DE1142471B - Pistons for hydraulic telescopic vibration dampers, especially of motor vehicles - Google Patents

Description

Pistons for hydraulic telescopic vibration dampers, in particular from Motor vehicles The invention relates to pistons for hydraulic telescopic vibration dampers, in particular of motor vehicles, on disk-shaped pistons with a flow of liquid in both directions, with each face being radially symmetrical arranged, covered by a valve plate channels, which are not of the valve plate covered, radially symmetrical pockets on the other face of the piston go out.

The liquid enters the pockets on one face of the piston one and on the other end face, with the spring-loaded valve plate lifted off and thereby creating resistance. So at very low piston speeds a free passage becomes a so-called "constant passage" of provided with a small cross-section which is not covered by the valve plate. the Invention relates to the design of this constant passage.

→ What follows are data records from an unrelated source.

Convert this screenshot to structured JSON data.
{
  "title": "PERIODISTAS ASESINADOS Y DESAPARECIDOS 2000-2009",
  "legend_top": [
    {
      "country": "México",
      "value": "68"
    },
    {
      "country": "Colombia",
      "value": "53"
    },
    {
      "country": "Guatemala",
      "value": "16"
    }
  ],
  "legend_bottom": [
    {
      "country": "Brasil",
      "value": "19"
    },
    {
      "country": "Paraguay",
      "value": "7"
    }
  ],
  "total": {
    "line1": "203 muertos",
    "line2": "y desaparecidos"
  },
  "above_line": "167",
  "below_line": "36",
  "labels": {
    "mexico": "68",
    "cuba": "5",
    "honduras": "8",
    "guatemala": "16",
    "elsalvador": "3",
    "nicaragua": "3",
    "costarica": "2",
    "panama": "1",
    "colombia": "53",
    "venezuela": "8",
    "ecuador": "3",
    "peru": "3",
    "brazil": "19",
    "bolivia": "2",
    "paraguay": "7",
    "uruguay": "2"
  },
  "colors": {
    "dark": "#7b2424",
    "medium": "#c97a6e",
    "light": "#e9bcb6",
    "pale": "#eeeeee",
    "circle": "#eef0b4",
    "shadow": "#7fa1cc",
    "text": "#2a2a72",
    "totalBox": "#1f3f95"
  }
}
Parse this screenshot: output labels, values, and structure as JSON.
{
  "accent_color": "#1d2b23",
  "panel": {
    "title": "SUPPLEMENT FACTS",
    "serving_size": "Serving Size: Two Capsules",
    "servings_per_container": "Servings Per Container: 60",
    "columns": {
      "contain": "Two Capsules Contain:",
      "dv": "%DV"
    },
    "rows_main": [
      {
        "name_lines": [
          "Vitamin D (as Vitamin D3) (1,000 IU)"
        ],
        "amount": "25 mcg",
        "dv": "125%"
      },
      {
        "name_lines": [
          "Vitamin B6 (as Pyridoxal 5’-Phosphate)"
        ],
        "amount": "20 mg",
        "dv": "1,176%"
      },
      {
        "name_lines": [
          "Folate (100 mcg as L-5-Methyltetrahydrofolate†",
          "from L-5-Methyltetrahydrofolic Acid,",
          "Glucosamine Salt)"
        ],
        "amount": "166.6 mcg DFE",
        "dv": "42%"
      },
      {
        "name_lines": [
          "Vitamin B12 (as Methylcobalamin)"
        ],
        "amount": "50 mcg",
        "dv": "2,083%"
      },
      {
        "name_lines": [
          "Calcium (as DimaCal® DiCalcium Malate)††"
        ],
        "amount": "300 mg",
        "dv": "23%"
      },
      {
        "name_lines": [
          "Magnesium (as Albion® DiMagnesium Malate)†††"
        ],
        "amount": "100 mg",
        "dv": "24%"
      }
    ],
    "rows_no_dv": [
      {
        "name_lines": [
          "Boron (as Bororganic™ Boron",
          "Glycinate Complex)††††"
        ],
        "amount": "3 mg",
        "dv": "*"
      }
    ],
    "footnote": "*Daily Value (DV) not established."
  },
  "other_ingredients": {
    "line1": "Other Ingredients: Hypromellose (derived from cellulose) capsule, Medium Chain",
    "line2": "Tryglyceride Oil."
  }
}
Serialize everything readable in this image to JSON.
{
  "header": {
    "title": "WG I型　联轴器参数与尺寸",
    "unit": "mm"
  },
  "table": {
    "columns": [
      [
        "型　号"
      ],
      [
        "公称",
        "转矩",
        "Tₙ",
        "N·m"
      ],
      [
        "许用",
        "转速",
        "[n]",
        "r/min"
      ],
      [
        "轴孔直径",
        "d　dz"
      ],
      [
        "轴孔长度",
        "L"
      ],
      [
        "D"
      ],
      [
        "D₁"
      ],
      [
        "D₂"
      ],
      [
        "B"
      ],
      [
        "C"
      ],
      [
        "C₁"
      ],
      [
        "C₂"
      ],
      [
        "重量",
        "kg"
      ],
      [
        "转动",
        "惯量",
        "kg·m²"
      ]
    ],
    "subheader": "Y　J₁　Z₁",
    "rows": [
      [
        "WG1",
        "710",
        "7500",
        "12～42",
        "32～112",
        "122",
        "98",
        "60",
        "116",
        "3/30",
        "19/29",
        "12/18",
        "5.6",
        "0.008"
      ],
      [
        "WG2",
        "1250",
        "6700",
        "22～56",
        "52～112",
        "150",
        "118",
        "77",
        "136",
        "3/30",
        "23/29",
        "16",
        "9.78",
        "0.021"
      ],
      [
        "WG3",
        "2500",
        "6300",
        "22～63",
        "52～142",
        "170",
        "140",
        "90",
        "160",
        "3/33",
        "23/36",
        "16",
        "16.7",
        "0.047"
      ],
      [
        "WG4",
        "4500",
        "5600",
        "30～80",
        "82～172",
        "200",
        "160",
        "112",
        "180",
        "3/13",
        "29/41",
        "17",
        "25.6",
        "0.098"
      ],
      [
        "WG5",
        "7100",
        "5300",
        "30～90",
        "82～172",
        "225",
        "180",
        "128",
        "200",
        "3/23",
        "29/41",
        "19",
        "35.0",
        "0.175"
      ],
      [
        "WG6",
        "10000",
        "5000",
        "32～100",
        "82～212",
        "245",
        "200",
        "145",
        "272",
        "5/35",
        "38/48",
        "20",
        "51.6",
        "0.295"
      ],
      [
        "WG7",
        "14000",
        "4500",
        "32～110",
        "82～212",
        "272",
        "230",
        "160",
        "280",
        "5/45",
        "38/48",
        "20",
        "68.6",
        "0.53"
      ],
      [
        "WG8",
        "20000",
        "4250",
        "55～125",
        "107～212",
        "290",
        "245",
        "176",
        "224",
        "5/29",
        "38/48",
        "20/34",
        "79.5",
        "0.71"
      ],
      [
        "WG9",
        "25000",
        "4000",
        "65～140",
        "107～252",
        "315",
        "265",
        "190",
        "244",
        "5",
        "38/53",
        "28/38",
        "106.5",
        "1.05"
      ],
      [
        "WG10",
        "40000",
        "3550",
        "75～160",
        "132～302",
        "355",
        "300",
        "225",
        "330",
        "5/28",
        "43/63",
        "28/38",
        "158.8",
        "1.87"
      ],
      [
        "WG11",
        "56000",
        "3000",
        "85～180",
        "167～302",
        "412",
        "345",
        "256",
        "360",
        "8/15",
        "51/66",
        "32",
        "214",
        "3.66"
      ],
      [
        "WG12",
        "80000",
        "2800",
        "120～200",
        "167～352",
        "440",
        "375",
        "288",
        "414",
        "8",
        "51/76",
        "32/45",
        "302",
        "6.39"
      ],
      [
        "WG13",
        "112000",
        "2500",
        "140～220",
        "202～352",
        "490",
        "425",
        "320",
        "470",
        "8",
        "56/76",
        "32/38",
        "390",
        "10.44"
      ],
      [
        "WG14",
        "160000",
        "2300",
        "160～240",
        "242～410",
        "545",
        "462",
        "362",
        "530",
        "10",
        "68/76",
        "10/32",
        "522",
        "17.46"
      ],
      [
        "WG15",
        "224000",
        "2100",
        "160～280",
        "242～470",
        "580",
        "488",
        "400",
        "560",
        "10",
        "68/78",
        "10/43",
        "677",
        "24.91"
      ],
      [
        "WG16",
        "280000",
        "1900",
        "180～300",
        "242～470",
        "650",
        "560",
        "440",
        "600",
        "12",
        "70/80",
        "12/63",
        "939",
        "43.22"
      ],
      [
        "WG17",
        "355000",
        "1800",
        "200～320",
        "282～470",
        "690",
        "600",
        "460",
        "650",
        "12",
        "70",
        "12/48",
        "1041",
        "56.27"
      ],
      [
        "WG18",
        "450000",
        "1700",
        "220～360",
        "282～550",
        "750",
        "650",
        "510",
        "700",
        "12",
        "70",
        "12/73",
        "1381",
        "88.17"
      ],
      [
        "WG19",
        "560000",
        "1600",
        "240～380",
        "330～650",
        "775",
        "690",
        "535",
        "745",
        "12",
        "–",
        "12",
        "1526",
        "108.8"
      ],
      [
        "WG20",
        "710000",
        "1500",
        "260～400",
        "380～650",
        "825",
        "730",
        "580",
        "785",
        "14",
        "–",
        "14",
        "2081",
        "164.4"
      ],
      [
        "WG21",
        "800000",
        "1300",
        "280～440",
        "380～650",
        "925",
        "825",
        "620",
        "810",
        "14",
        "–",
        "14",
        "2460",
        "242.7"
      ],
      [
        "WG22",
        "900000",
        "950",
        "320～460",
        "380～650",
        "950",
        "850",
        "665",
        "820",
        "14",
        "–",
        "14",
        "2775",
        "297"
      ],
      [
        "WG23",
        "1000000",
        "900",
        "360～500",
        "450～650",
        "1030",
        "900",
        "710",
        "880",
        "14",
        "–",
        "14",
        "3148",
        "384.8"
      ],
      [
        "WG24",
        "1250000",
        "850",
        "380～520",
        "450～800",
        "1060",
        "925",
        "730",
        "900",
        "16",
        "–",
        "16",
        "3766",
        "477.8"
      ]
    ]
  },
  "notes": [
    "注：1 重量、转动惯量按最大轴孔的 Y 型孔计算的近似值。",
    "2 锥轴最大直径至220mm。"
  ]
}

In known pistons of the type described, the constant passage formed in that the valve plate does not fill the mouths of individual channels covered, but leaves a sickle-shaped cutout exposed. In a disadvantageous way it is difficult to determine the cross-section of the constant passage established by experiments to be adhered to during series production, so that the course required by the manufacturer the characteristic of the damper is guaranteed. Even slight differences in the valve plates or slight displacements of around a tenth of a millimeter change the course the characteristic curve noticeably. Attempts have already been made to freely penetrate the piston Provide holes that are not covered by the valve plates. Here is the disadvantage that the oil jet emerging with great energy creates an unpleasant turbulence causing liquid and noise.

The piston according to the invention preferably has four or more flow channels for each flow direction and is characterized in that at least one flow channel has side channels into the adjacent pockets on its mouth side. If this flow channel is smaller in cross section than the side channels, it directly determines the size of the constant passage. This advantageously ensures that the cross-section of the constant passage can be maintained very precisely in production if it is formed by an easily manufactured, calibrated bore.

In the drawing, exemplary embodiments of the piston according to the invention are shown, namely FIG. 1 shows the longitudinal section through a vibration damper with a piston in section AB of FIG. 2, in which the side channel is designed as a bore in the side wall of a pocket, FIG Top view of the piston according to FIG. 1, in the direction E, FIG. 3 the section CD of FIG. 2, FIG. 4 the partial longitudinal section of a piston with a milled side channel.

5 shows the top view of the piston according to FIG. 4, FIG. 6 shows the partial longitudinal section of a piston with a side channel formed by a gradation of the pockets, FIG. 7 shows the top view of the piston according to FIG. 6. The piston 1 at the end the piston rod 2, which is attached to the sprung mass of the motor vehicle in a manner not shown, slides in the cylinder 3, the bottom 4 of which is attached to the unsprung mass by means of a pin 5. The cylinder 3 is closed by the cover 6 with a seal 7 at the end of the piston rod. On the top of the piston 1 , the spring plates 8, 9 cover the flow bores 10, which regulate the flow in the pressure stage. The valve plate 11 loaded by the spring 12 covers the flow channels 13 which are used for the flow in the rebound stage. The constant passage is formed by the channel 10 ' which has the side channel 15 to the chamber 17' in the side wall of the chamber 17 ' .

At higher piston speeds, the flow through the piston, lifting the valve plates 9 or 11 , from bottom to top through eight chambers 16 and eight bores 10, in the direction from top to bottom through eight chambers 17 and eight bores 13. For small piston speeds, at to which the valve plates 9, 11 do not yet respond, the flow takes place through the side channel 15, which leads from the channel 10 'into the chamber 17'. This flow is possible in both directions, both from top to bottom and from bottom to top.

In FIGS. 4 and 5, the bore 410 'corresponds to the bore 10' in FIG. 1. The side channel is formed by the milled contactor 415, which connects to chambers 417 'and 417 ".

In Figs. 6 and 7, chambers 617 'and 617 "are stepped 620 connected, into which the channel 610 'opens. The channel 610 'is made smaller than channels 610 and 613, the side drain into chambers 617 'and 617 " such large cross-sections that the cross-section of the channel 610 'alone the size of the constant passage determined. The jet of oil passing through the channel 610 'can does not emerge freely in the axial direction, but strikes against the valve plate 609 in one direction and against the flow in the other direction Valve plate 611, whereby its flow energy is destroyed and the liquid exits the chamber calmly.

Claims (1)

PATENT CLAIM: Pistons for hydraulic telescopic vibration dampers, in particular for motor vehicles, with flow of liquid in both directions, in which each end face preferably has four or more radially symmetrically arranged flow channels for each flow direction, the mouth of which is fully covered by a valve plate and that of radially symmetrical, uncovered ones Pockets exit on the other end face of the piston, characterized in that at least one flow channel (10 ') has side channels (15, 415, 620) into the adjacent pockets (17', 417 ', 617') on its mouth side.